Леска отплыла далеко и слабо поддергивала в воде. Я потянул ее к себе. В размышлениях забыл о рыбалке и о своих недавних намерениях. Скоро, вероятно, начнет клевать. Леска сопротивлялась. Неровные рывки удилища; что-то живое трепыхалось на другом конце, и как в экстазе пережил я самое удивительное мгновение для рыбака: поймал! В этот исключительный момент я забыл о всех правилах рыбалки, сильно взмахнул удилищем, так что крючок сорвался с лески, и рыба, сверкнув серебристой чешуей, пролетела над моей головой, а потом уже и удочка упала где-то позади меня в кустарнике. Я поймал рыбу, и она была на суше!
Ошалелый от счастья, ползал я в поисках своей добычи. Не совсем удачный конец, но все равно — мой счастливый день!
Это был речной окунь, маленький окунек, который из-за моего неосторожного маневра освободился от крючка и лежал теперь дергаясь и хрипя, а теплое солнце разошлось по нему разноцветьем. Моя рыба. И какая симпатичная! Я попробовал взять окуня, но он выскользнул из рук. Сосновые иглы и листики крепко пристали к чешуе. По всем правилам я должен умертвить его, чтобы не мучить, но я не мог. Он был такой красивый, брюшко с плавниками красные, а спинка зеленовато-синяя с темными поперечными полосами. Он прыгал, барахтался, лежал раскрывая рот и хватая воздух, а потом снова трепыхался. Мне удалось схватить его. Держал крепко в руке, знал, что следовало делать, но… Ни за что на свете не хотел я просунуть пальцы в жабры и придавить голову.

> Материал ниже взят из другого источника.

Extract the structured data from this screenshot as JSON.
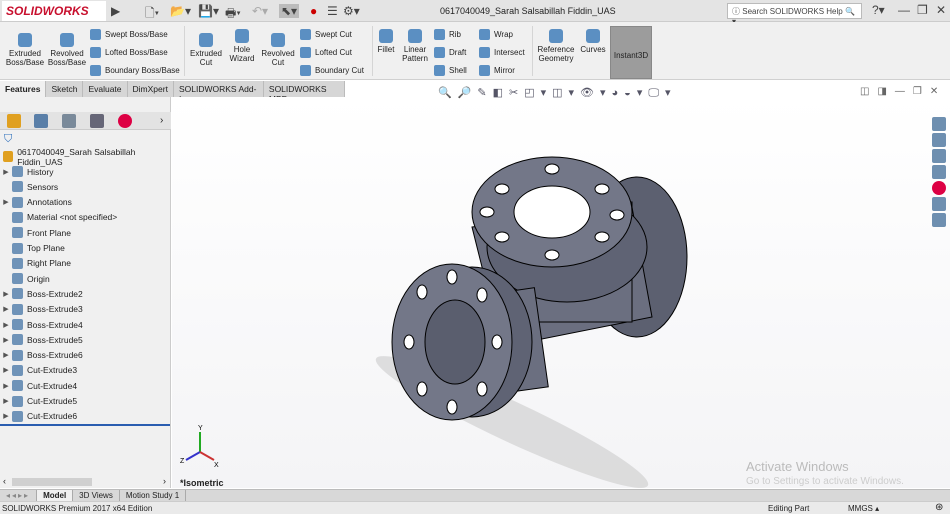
{
  "app": {
    "logo": "SOLIDWORKS",
    "document_title": "0617040049_Sarah Salsabillah Fiddin_UAS",
    "help_search_placeholder": "Search SOLIDWORKS Help"
  },
  "ribbon": {
    "extruded_boss": "Extruded Boss/Base",
    "revolved_boss": "Revolved Boss/Base",
    "swept_boss": "Swept Boss/Base",
    "lofted_boss": "Lofted Boss/Base",
    "boundary_boss": "Boundary Boss/Base",
    "extruded_cut": "Extruded Cut",
    "hole_wizard": "Hole Wizard",
    "revolved_cut": "Revolved Cut",
    "swept_cut": "Swept Cut",
    "lofted_cut": "Lofted Cut",
    "boundary_cut": "Boundary Cut",
    "fillet": "Fillet",
    "linear_pattern": "Linear Pattern",
    "rib": "Rib",
    "draft": "Draft",
    "shell": "Shell",
    "wrap": "Wrap",
    "intersect": "Intersect",
    "mirror": "Mirror",
    "reference_geometry": "Reference Geometry",
    "curves": "Curves",
    "instant3d": "Instant3D"
  },
  "tabs": [
    "Features",
    "Sketch",
    "Evaluate",
    "DimXpert",
    "SOLIDWORKS Add-Ins",
    "SOLIDWORKS MBD"
  ],
  "tree": {
    "root": "0617040049_Sarah Salsabillah Fiddin_UAS",
    "items": [
      {
        "label": "History",
        "arrow": true
      },
      {
        "label": "Sensors",
        "arrow": false
      },
      {
        "label": "Annotations",
        "arrow": true
      },
      {
        "label": "Material <not specified>",
        "arrow": false
      },
      {
        "label": "Front Plane",
        "arrow": false
      },
      {
        "label": "Top Plane",
        "arrow": false
      },
      {
        "label": "Right Plane",
        "arrow": false
      },
      {
        "label": "Origin",
        "arrow": false
      },
      {
        "label": "Boss-Extrude2",
        "arrow": true
      },
      {
        "label": "Boss-Extrude3",
        "arrow": true
      },
      {
        "label": "Boss-Extrude4",
        "arrow": true
      },
      {
        "label": "Boss-Extrude5",
        "arrow": true
      },
      {
        "label": "Boss-Extrude6",
        "arrow": true
      },
      {
        "label": "Cut-Extrude3",
        "arrow": true
      },
      {
        "label": "Cut-Extrude4",
        "arrow": true
      },
      {
        "label": "Cut-Extrude5",
        "arrow": true
      },
      {
        "label": "Cut-Extrude6",
        "arrow": true
      }
    ]
  },
  "viewport": {
    "view_label": "*Isometric",
    "watermark_title": "Activate Windows",
    "watermark_sub": "Go to Settings to activate Windows.",
    "triad": {
      "x": "X",
      "y": "Y",
      "z": "Z"
    }
  },
  "bottom_tabs": [
    "Model",
    "3D Views",
    "Motion Study 1"
  ],
  "status": {
    "edition": "SOLIDWORKS Premium 2017 x64 Edition",
    "mode": "Editing Part",
    "units": "MMGS"
  }
}
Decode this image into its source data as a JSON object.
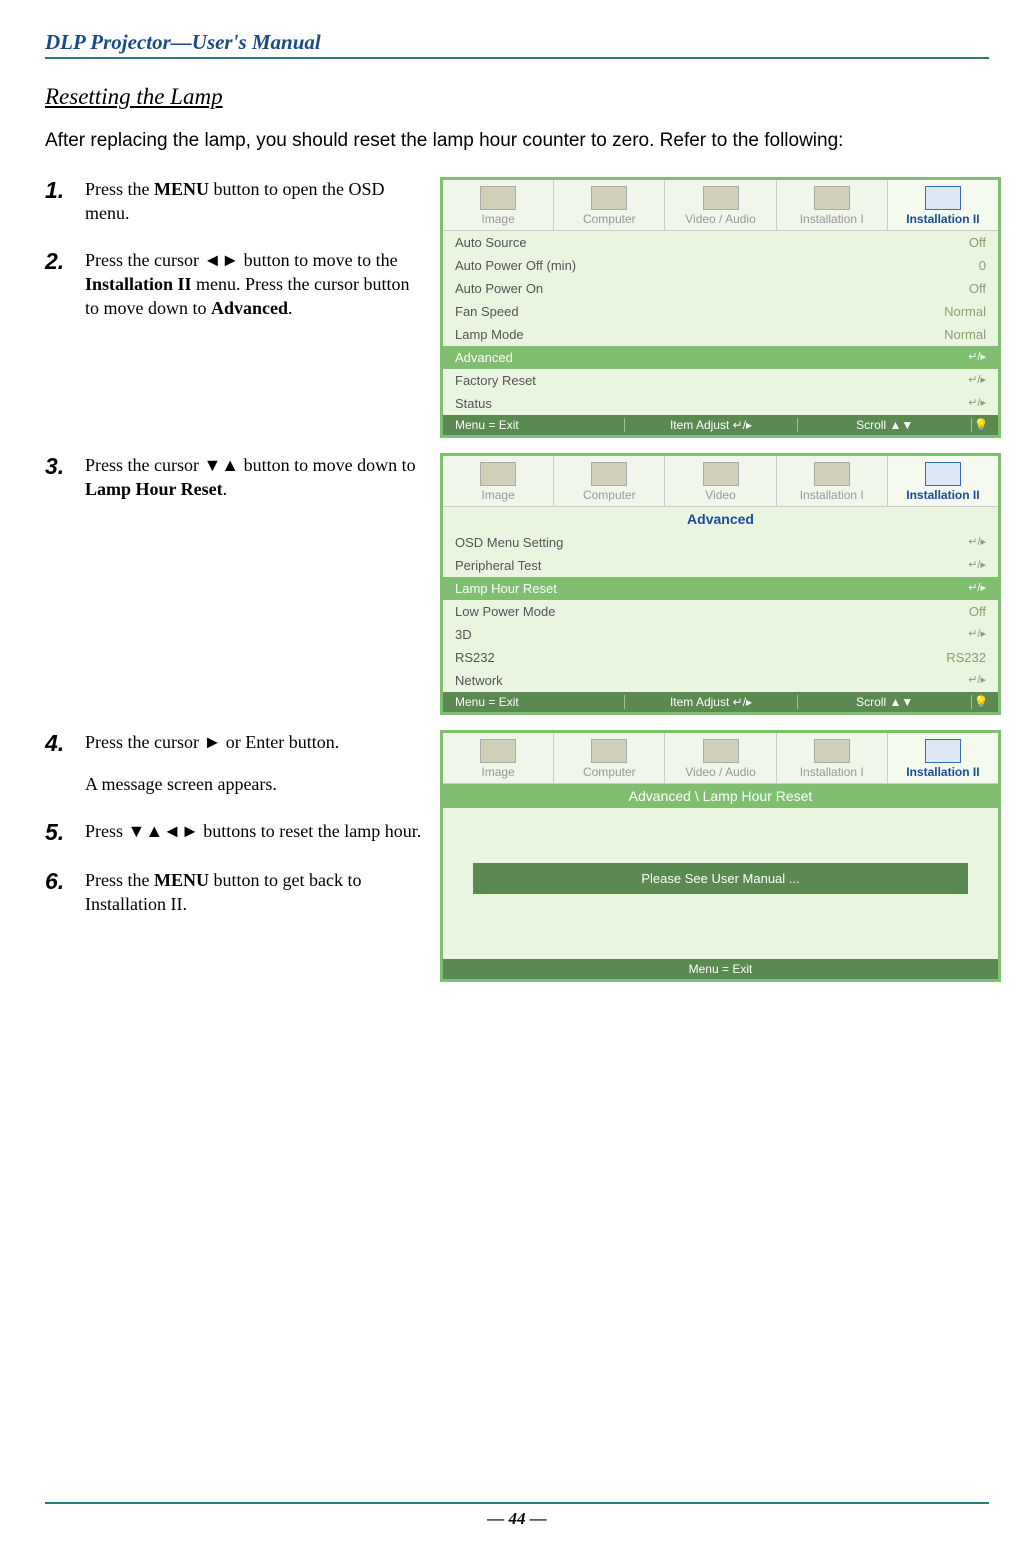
{
  "header": "DLP Projector—User's Manual",
  "section_title": "Resetting the Lamp",
  "intro": "After replacing the lamp, you should reset the lamp hour counter to zero. Refer to the following:",
  "steps": {
    "s1": {
      "num": "1.",
      "pre": "Press the ",
      "b1": "MENU",
      "post": " button to open the OSD menu."
    },
    "s2": {
      "num": "2.",
      "pre": "Press the cursor ◄► button to move to the ",
      "b1": "Installation II",
      "mid": " menu. Press the cursor  button to move down to ",
      "b2": "Advanced",
      "post": "."
    },
    "s3": {
      "num": "3.",
      "pre": "Press the cursor ▼▲ button to move down to ",
      "b1": "Lamp Hour Reset",
      "post": "."
    },
    "s4": {
      "num": "4.",
      "pre": "Press the cursor ► or Enter button.",
      "post2": "A message screen appears."
    },
    "s5": {
      "num": "5.",
      "pre": "Press ▼▲◄► buttons to reset the lamp hour."
    },
    "s6": {
      "num": "6.",
      "pre": "Press the ",
      "b1": "MENU",
      "post": " button to get back to Installation II."
    }
  },
  "osd1": {
    "tabs": [
      "Image",
      "Computer",
      "Video / Audio",
      "Installation I",
      "Installation II"
    ],
    "items": [
      {
        "label": "Auto Source",
        "val": "Off"
      },
      {
        "label": "Auto Power Off (min)",
        "val": "0"
      },
      {
        "label": "Auto Power On",
        "val": "Off"
      },
      {
        "label": "Fan Speed",
        "val": "Normal"
      },
      {
        "label": "Lamp Mode",
        "val": "Normal"
      },
      {
        "label": "Advanced",
        "val": "↵/▸",
        "selected": true
      },
      {
        "label": "Factory Reset",
        "val": "↵/▸"
      },
      {
        "label": "Status",
        "val": "↵/▸"
      }
    ],
    "status": {
      "exit": "Menu = Exit",
      "adjust": "Item Adjust ↵/▸",
      "scroll": "Scroll ▲▼",
      "bulb": "💡"
    }
  },
  "osd2": {
    "tabs": [
      "Image",
      "Computer",
      "Video",
      "Installation I",
      "Installation II"
    ],
    "title": "Advanced",
    "items": [
      {
        "label": "OSD Menu Setting",
        "val": "↵/▸"
      },
      {
        "label": "Peripheral Test",
        "val": "↵/▸"
      },
      {
        "label": "Lamp Hour Reset",
        "val": "↵/▸",
        "selected": true
      },
      {
        "label": "Low Power Mode",
        "val": "Off"
      },
      {
        "label": "3D",
        "val": "↵/▸"
      },
      {
        "label": "RS232",
        "val": "RS232"
      },
      {
        "label": "Network",
        "val": "↵/▸"
      }
    ],
    "status": {
      "exit": "Menu = Exit",
      "adjust": "Item Adjust ↵/▸",
      "scroll": "Scroll ▲▼",
      "bulb": "💡"
    }
  },
  "osd3": {
    "tabs": [
      "Image",
      "Computer",
      "Video / Audio",
      "Installation I",
      "Installation II"
    ],
    "crumb": "Advanced \\ Lamp Hour Reset",
    "message": "Please See User Manual ...",
    "exit": "Menu = Exit"
  },
  "page_num": "— 44 —"
}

Вместо этого я побежал к реке. Там я нашел, к счастью, жестянку, ополоснул ее и наполнил водой, сунул в нее рыбку. Она покрутилась, сделала три-четыре круга, а потом мирно легла на дно. Значит все в порядке. Моя рыба жила!

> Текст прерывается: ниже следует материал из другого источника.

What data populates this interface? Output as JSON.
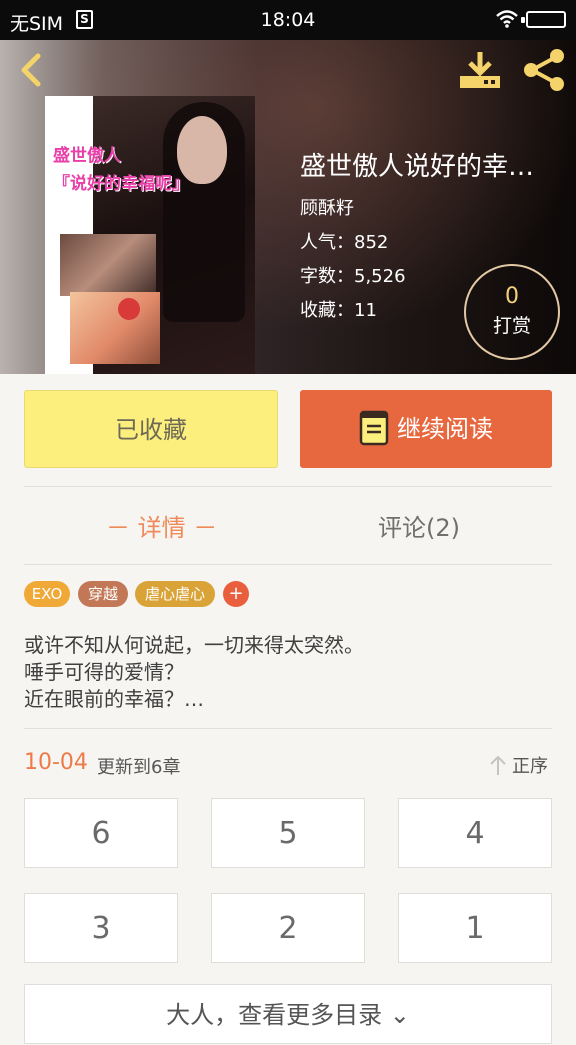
{
  "status_bar": {
    "carrier": "无SIM",
    "sim_icon_label": "S",
    "time": "18:04"
  },
  "book": {
    "cover_title_line1": "盛世傲人",
    "cover_title_line2": "『说好的幸福呢』",
    "title": "盛世傲人说好的幸…",
    "author": "顾酥籽",
    "popularity": "人气：852",
    "word_count": "字数：5,526",
    "favorites": "收藏：11"
  },
  "tip": {
    "count": "0",
    "label": "打赏"
  },
  "actions": {
    "favorited_label": "已收藏",
    "continue_reading_label": "继续阅读"
  },
  "tabs": {
    "details": "－ 详情 －",
    "comments": "评论(2)"
  },
  "tags": [
    {
      "label": "EXO",
      "color": "#f0a936"
    },
    {
      "label": "穿越",
      "color": "#c27856"
    },
    {
      "label": "虐心虐心",
      "color": "#d9a338"
    },
    {
      "label": "+",
      "color": "#e95f3e"
    }
  ],
  "description": [
    "或许不知从何说起，一切来得太突然。",
    "唾手可得的爱情？",
    "近在眼前的幸福？…"
  ],
  "update": {
    "date": "10-04",
    "text": "更新到6章",
    "sort_label": "正序"
  },
  "chapters": [
    "6",
    "5",
    "4",
    "3",
    "2",
    "1"
  ],
  "more_catalog_label": "大人，查看更多目录 ⌄",
  "colors": {
    "accent_orange": "#e7683f",
    "favorited_yellow": "#fcef7d",
    "tip_gold": "#e2c9a3"
  }
}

С большой предосторожностью я поставил свой улов на берегу, а сам занялся удочкой, освободил от веток и листьев. Потом отправился домой, положив удочку на плечо, неся жестянку в руке. Я был счастлив! Хотел быть добрым ко всем. Сегодня мне повезло, значит, и я обязан соответственно действовать — спасти жизнь, пусть даже окуньку, которого я честно поймал; все есть жизнь, даже мухи живые существа… А в чем причина моего нынешнего поведения?.. Потому что нежные груди Катрине смотрели на меня и улыбались.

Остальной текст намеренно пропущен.